They're teaching a computer as you would a student or child.
The minute you see Linux kernel sources, your future output is not forever tainted by the GPL.
It's one thing if they've overfit. But we're still so early in this. It would suck to let the Luddites kill a technological development perhaps on par with or even greater than the Internet itself.
Where are these same voices when artists' output serves as the training set? Or novels? Or forum posts?
If this lawsuit succeeds, we'll cut ourselves off at the knees too. We won't be able to develop models either due to the mishmash of licenses.
I don't understand, what does training a machine learning algorithm like Pilot have in common with teaching a student or child? Teaching them programming? Don't you teach a student or child with lectures and exersizes and practice, not with trying to simply have them read terrabytes of existing code of varying sophistication and figuring they'll know how to program on the other end? What am I missing?

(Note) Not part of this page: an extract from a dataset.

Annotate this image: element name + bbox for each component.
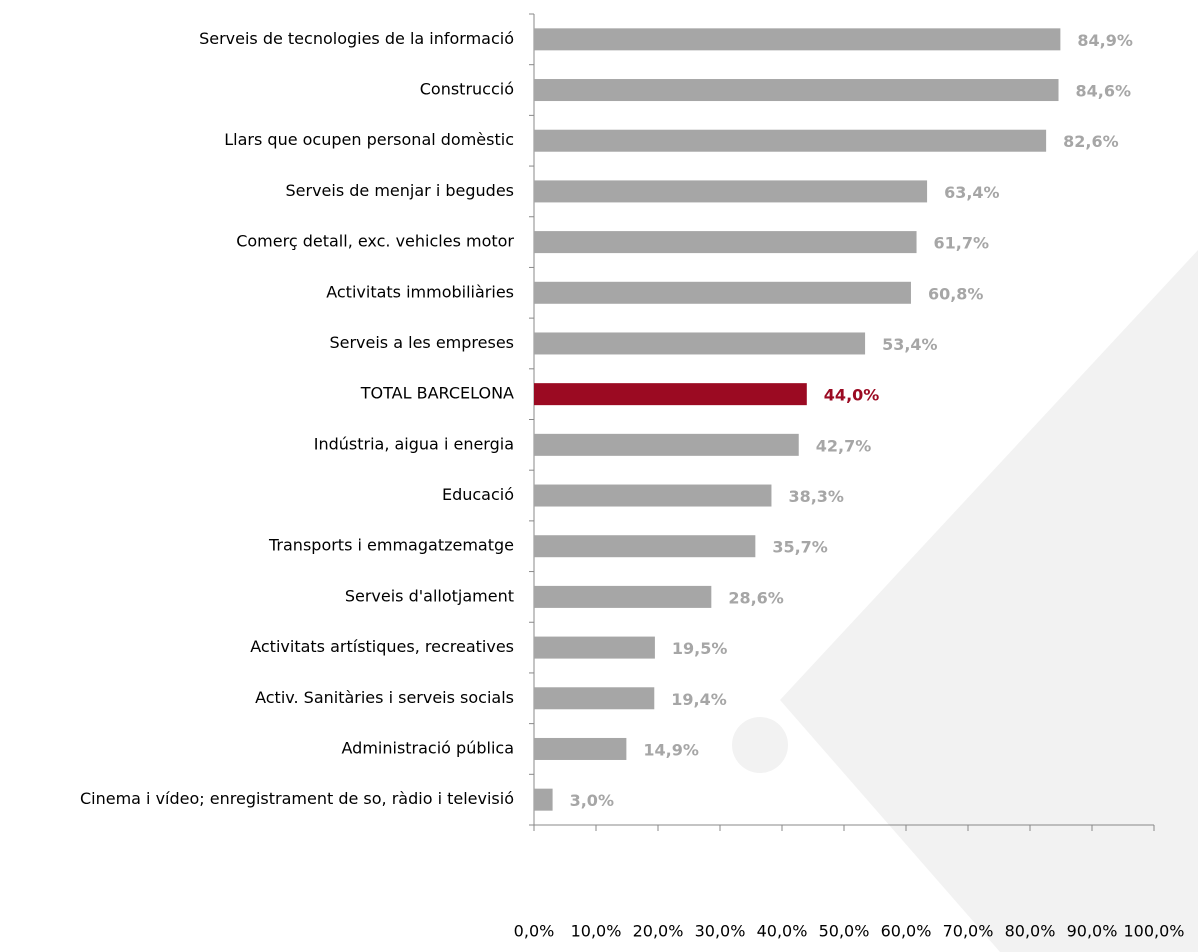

What are the ways you believe how you learned to program is similar to training a machine-learning model? Just that they both consist of "looking at examples", in the broadest sense?
I learned to program by doing programming exersizes (some self-devised, like making simple text games). To accomplish these exersizes, I read programming manuals (in, say, BASIC or Logo); I also looked at simple examples in the languages I was working in.
I did not start by reading huge quantities of source code, including sophisticated programs well beyond my current understanding, in all manner of languages and platforms. This seems very different to training a machine-learning model to me.
> I did not start by reading huge quantities of source code, including sophisticated programs well beyond my current understanding, in all manner of languages and platforms. This seems very different to training a machine-learning model to me.
I don't really see how the complexity (which is subjective) of the source code one reads makes the training different.
I don't want to stop it at all! I encourage them to develop co-pilot. But it should be a toggle on each repository and should require explicit user action to opt-in.
I think we should be able to use any data as fair use for the purpose of training of models. Otherwise data will be owned by the privileged few, and most of us will never be able to compete.
By hoping Microsoft loses this case, you're hoping they gain the permanent upper leg.
Well then I will just never upload my code if you want to use it without permission. Git is distributed thankfully and does not require a centralized service.
Then shouldn't this greater-than-internet technological evolution happen under some public domain, licensing of sorts, instead of in a proprietary silo?
Atleast the web had RFCs, and came from a "research" institution. Here there's nothing but a "cloud", and perhaps some day they'll let you pay 8$ for a blue checkmark to commit code.
Hrm, it's a $10M venture capital fund, plus a $400k fellows/mentorship program. I thought at first that it was a $10M sponsorship fund like we recently did at Sentry, I was gonna be excited about that. :^)
funny how it comes right after major rouse because of their ethically murky use of open source code.